阿刀田高のTO-BE小説工房 選外佳作「長い戦争」一色 類
「長い戦争だった」
「そうだね。長い戦争だった」
「長かった」
「長かったね」
仕事帰りに立ち寄った居酒屋のカウンター席で飲んでいたら、その会話が聞こえてきた。気になって、会話が聞こえてきた方を振り向くと。四人の男が四人掛けのテーブルで猪口を手にうつむいていた。テーブルの真ん中に深い穴があいていて、その底をのぞき込んでいるようなうつむきかげんだった。店の中は混み合っていてにぎやかだというのに、どうして周囲の声や音を縫うように四人のもそもそとした会話が僕の耳に届いたのか。
四人は猪口を手にテーブルの真ん中の深い穴の底をのぞき込んだまま、黙ってしまった。どこがどう似ているというわけではないのに、四人は四つ子のようだった。美術館の常設展コーナーに置かれている、一連のテーマを与えられてはいるもののいつも退屈している四体の銅像のようだった。
ボクは四人から目を離すことができなかった。
四人のテーブルに行き、テーブルの真ん中にあいている穴の底を一緒にのぞきたい、そんな衝動にかられていた。
四人の中の一人がおもむろに口を開いた。
「子ヤギを見たんだ」
うつむいているので、四人の中の誰が言ったのかはわからない。
「生まれたばかりの子ヤギが死んでね、その前の日の夜に、子ヤギの夢を見た。まるで自分の運命がわかっているかのように、死から逃げるように、目の前を走り去って行った」
「悲しい夢だね」
「悲しくて、何だか美しいね」
「それで、戦争の話はどこまでしたっけね」
「あぁ、あれは長い戦争だった」
四人の会話は再開し、もとのループに戻った。僕もまたやっと何かから目覚めたように、カウンターの自分の酒に向き直った。
気がつくと、四人はもういなくなっていた。店はあいかわらず混み合っていて、四人のテーブルにはすでに他の客がいた。少し背筋を伸ばしてそのテーブルをのぞいてみた。あたりまえだけれど、テーブルの真ん中に穴はあいていなかった。

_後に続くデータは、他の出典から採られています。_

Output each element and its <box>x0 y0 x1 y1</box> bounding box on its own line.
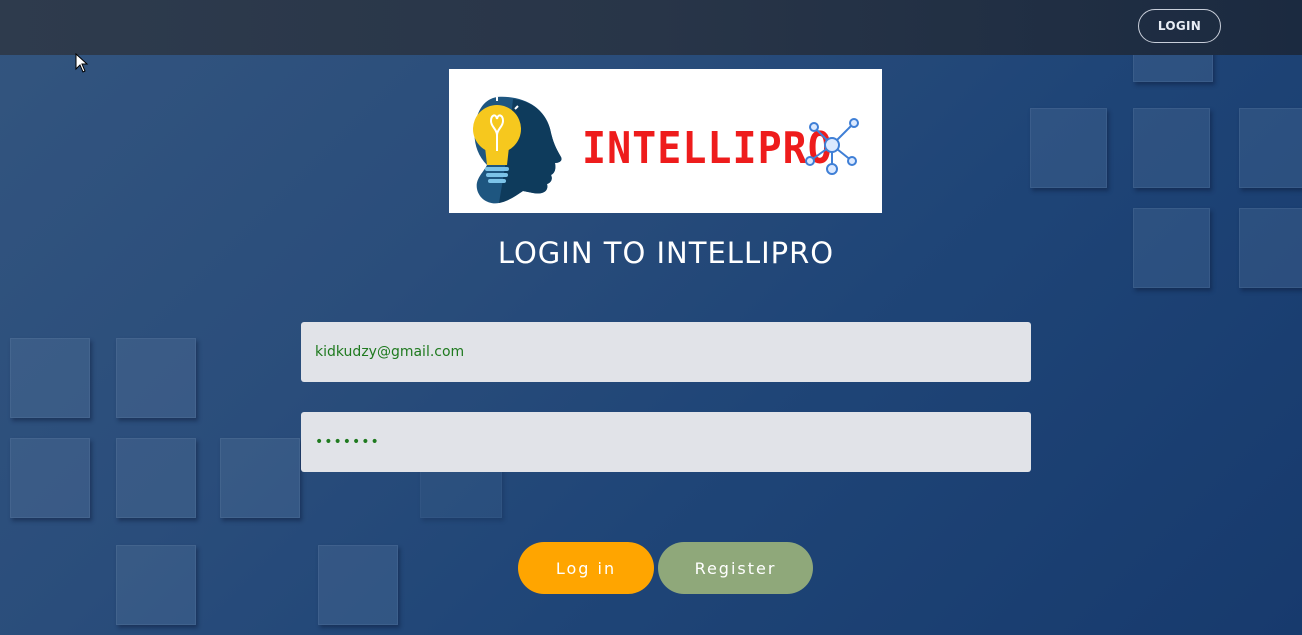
top-navigation-bar: LOGIN <box>0 0 1302 55</box>
head-lightbulb-icon <box>473 96 562 204</box>
mouse-cursor-icon <box>75 53 89 73</box>
log-in-button[interactable]: Log in <box>518 542 654 594</box>
email-field[interactable] <box>301 322 1031 382</box>
logo: INTELLIPRO <box>449 69 882 213</box>
page-title: LOGIN TO INTELLIPRO <box>497 236 835 270</box>
register-button[interactable]: Register <box>658 542 813 594</box>
logo-brand-text: INTELLIPRO <box>582 124 833 174</box>
network-nodes-icon <box>805 118 859 175</box>
password-field[interactable] <box>301 412 1031 472</box>
nav-login-button[interactable]: LOGIN <box>1138 9 1221 43</box>
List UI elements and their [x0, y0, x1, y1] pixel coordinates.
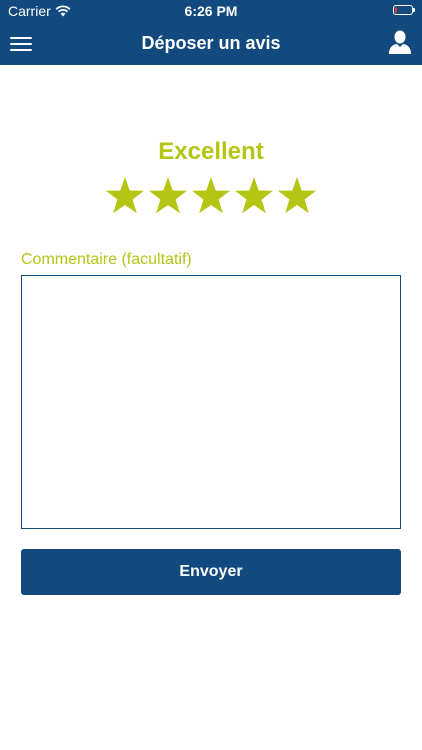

会計をすませて外に出ると、いきなり目の前に白いものが飛び出してきて、一瞬立ち止まったものの、すぐに走り去ってしまった。
「子ヤギを見たんだ」
後輩の社員にそう言うと、彼はぽかんとした顔で僕を見た。
「いつ、どこで、ですか?」
「昨夜、いつもよく行く居酒屋の前で」
彼の表情が不安気に揺れた。
「そんなところに子ヤギがいるわけないじゃないですか。でかい犬だったんでしょう。酔っていて見まちがえたんですよ。さあ、そろそろ会議が始まりますよ。行きましょう」
会議室へと向かう途中、なあ、近頃長い戦争ってあっただろうか、と僕は後輩の背中に向かって心の中で語りかけた。

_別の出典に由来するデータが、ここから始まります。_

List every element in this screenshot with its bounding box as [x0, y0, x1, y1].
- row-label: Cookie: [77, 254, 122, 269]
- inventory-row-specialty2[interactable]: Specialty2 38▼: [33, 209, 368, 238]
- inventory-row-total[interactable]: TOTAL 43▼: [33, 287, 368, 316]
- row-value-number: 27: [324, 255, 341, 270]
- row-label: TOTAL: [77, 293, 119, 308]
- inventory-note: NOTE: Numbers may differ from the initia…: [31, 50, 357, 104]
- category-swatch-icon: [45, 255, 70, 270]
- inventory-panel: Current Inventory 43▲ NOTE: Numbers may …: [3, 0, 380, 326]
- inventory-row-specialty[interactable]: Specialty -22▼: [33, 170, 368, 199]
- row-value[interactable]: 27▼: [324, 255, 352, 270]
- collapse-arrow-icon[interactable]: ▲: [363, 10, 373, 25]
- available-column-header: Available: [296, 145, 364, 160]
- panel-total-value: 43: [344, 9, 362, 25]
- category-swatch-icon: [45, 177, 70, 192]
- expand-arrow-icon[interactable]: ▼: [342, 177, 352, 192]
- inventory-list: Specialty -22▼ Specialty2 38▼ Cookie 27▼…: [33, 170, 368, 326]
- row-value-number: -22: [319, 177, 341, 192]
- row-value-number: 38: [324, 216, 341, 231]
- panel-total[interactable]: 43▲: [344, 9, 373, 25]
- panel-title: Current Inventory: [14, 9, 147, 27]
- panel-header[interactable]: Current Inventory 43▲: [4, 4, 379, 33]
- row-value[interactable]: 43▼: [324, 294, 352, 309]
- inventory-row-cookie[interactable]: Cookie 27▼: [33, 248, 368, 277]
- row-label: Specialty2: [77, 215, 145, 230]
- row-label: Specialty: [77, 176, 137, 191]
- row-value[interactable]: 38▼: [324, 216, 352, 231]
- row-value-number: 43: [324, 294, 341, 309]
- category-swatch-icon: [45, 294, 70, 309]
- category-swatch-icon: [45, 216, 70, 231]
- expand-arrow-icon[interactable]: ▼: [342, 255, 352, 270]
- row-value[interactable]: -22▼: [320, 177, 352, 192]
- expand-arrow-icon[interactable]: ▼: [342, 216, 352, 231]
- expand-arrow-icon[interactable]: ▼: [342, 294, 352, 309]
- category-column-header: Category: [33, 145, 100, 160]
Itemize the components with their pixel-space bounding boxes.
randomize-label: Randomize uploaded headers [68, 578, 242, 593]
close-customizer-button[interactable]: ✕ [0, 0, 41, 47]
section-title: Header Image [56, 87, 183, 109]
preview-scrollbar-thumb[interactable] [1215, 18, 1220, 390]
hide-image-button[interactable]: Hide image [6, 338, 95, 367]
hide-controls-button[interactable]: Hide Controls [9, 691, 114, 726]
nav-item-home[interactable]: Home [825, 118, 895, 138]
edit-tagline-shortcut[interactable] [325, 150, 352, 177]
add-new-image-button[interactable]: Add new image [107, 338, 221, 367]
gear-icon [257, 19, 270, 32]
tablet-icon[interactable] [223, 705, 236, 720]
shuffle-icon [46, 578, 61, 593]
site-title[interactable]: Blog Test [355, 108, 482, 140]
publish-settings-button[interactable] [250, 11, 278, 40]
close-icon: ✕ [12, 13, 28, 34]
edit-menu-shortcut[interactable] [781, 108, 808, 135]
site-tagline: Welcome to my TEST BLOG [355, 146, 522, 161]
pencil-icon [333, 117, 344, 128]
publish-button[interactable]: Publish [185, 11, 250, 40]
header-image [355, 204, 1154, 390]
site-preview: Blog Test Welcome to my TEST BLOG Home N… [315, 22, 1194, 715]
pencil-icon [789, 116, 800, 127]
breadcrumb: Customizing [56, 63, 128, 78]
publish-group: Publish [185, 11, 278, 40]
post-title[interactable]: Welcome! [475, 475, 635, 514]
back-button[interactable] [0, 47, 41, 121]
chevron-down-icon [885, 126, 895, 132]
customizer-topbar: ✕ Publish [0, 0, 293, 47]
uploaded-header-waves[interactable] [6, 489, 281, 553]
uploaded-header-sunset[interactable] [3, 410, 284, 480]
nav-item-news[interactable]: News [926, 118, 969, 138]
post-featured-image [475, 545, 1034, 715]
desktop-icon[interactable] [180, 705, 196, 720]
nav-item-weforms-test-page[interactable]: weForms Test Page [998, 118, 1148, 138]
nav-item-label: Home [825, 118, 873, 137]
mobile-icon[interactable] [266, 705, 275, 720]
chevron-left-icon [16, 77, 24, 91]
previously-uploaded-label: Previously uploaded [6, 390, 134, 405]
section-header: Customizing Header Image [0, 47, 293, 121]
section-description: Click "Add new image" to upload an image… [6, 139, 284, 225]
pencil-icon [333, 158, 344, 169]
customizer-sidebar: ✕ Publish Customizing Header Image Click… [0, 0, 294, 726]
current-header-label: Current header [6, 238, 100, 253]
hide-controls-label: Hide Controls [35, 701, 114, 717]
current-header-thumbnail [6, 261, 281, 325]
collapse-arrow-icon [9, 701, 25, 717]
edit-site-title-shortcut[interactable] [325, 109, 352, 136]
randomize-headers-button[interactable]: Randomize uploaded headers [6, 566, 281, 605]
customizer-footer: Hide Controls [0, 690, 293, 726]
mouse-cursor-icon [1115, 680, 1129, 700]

気になって仕方がないんだよ。あの四人は、長い戦争のことを、自分たちのすぐ近くでつい最近終わったような口ぶりで話していた。何十年か前のことではなく、遠いどこかで起こったことでもなく。
数か月後、僕は後輩を連れてその居酒屋に行った。もしかしたら、と店の中を素早く見渡したけれど、四人の姿はなかった。
「で、あそこで子ヤギを見たんですよね?」
すっかり酔っ払った後輩は、へらへらと笑いながら店の入り口を指差した。僕は適当に相槌を打ち、四人がやって来はしないかと、そればかりを気にしていた。

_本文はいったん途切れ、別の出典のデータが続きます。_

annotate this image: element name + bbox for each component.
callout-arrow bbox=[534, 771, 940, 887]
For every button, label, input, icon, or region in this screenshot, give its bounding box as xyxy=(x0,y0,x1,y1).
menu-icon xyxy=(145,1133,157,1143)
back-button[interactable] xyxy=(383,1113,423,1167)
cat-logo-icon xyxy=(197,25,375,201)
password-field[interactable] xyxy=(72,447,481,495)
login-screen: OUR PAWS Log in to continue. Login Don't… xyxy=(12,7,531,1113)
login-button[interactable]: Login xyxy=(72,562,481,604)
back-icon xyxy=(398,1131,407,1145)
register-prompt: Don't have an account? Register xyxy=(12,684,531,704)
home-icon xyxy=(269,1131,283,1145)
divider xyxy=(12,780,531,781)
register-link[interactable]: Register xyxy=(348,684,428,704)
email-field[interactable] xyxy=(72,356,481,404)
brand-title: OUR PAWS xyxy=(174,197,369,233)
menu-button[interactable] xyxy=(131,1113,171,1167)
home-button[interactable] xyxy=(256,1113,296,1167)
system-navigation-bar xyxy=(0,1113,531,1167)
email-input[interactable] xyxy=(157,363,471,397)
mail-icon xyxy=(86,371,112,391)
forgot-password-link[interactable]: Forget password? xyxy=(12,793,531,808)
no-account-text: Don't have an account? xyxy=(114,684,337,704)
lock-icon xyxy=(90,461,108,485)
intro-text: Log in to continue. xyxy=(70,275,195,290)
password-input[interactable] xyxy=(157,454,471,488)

「いやあ、それにしても、今回のコンペ、勝つことができてよかったですよねえ。本当に、長い戦争でしたよねえ」
僕はぎょっとした。
「え? 長い戦争って、何でそんなこと?」
「何でって、コンペに参加するって決まった時に先輩が言ったんじゃないですか。これは長い戦争になるなって」
「え?」
「でも、先輩が子ヤギの話をした時はさすがに焦りましたよ。よっぽど行き詰っているのかなって。マジで心配になって、課長に相談までしちゃいました。先輩がおかしくなったかもしれないって。そしたら課長、『長い戦争には子ヤギくらい必要だろう』って。やべえ、課長までおかしくなってるって、俺、もうどうしていいのかわかんなかったですよ」
いないのはわかっている。でも、僕はもう一度、店の中を見渡して、四人を探した。
「とにかく、長い戦争は終わったし、子ヤギはもういません。よかった、よかった」
後輩は僕のグラスにビールを注ごうとして派手にこぼした。